An incision is no more than a cut, but in medical usage it has come to mean a deliberate cut made by the surgeon, as opposed to an accidental cut which in “doctorspeak” is called a laceration.
The superficial incision is made to alter the position or shape of superficial structures, and the surgeon’s usual major concern is that the ultimate result should not be unsightly as the result of the scar, for all incisions when they heal will leave a scar. This may be almost invisible, or according to the nature of the skin and the placing of the incision, may be heaped up and thickened, known as a keloid.
The deep incision is made in order to expose the tissue deep to the skin, that requires the surgeon’s attention; it is therefore “planned,” not haphazardly performed, and planned not only to expose the tissue that needs attention, but also to avoid other tissues which lie between the skin and the target structure and might be damaged in the exploration. It is further planned in such a way that should a larger incision be required it will be facilitated by the choice of the initial positioning of the cut – known as extensile exposure and illustrated books are written on this subject – another reason why the surgeon is expected to know his anatomy.

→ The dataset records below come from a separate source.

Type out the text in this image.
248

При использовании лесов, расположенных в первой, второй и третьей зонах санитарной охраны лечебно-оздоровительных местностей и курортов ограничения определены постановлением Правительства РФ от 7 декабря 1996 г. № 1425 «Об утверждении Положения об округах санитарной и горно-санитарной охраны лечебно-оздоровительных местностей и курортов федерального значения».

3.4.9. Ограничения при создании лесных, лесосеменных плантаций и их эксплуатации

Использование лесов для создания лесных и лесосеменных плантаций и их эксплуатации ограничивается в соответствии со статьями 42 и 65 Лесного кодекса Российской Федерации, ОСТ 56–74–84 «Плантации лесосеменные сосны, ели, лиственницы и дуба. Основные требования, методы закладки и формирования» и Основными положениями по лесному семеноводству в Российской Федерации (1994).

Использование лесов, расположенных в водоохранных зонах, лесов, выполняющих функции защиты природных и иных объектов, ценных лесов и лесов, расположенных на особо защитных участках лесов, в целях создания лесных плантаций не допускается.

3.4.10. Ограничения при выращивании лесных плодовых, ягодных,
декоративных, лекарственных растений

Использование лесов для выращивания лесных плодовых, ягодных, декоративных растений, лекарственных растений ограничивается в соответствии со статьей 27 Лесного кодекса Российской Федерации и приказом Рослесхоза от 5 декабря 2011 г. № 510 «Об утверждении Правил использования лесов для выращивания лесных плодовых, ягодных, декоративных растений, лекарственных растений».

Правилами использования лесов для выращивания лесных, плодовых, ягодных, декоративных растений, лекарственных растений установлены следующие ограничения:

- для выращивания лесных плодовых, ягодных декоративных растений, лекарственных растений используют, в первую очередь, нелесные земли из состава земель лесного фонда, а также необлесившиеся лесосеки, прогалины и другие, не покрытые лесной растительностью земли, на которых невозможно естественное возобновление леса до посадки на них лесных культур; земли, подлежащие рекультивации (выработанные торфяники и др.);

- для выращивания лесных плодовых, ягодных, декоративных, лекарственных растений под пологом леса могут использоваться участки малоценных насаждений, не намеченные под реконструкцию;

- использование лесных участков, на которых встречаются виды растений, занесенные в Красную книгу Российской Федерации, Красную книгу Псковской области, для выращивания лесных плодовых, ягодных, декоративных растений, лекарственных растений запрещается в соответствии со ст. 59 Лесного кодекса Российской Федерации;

There was a time when the maxim was, “Big incision means big surgeon” with the intended corollary. But times have changed, and although we have not yet reached, “Little incision equals big surgeon” the patient values a small scar and “keyhole surgery” has become the norm, in particular with so much surgery now performed with the aid of the endoscope or even the robot.
Another issue in the placing of the incision is the structure of the skin which folds readily in one plane but not in another; an incision made across the fold will produce in general a less slightly scar than the ones made along it; such incisions can in fact be hidden quite often within the fold.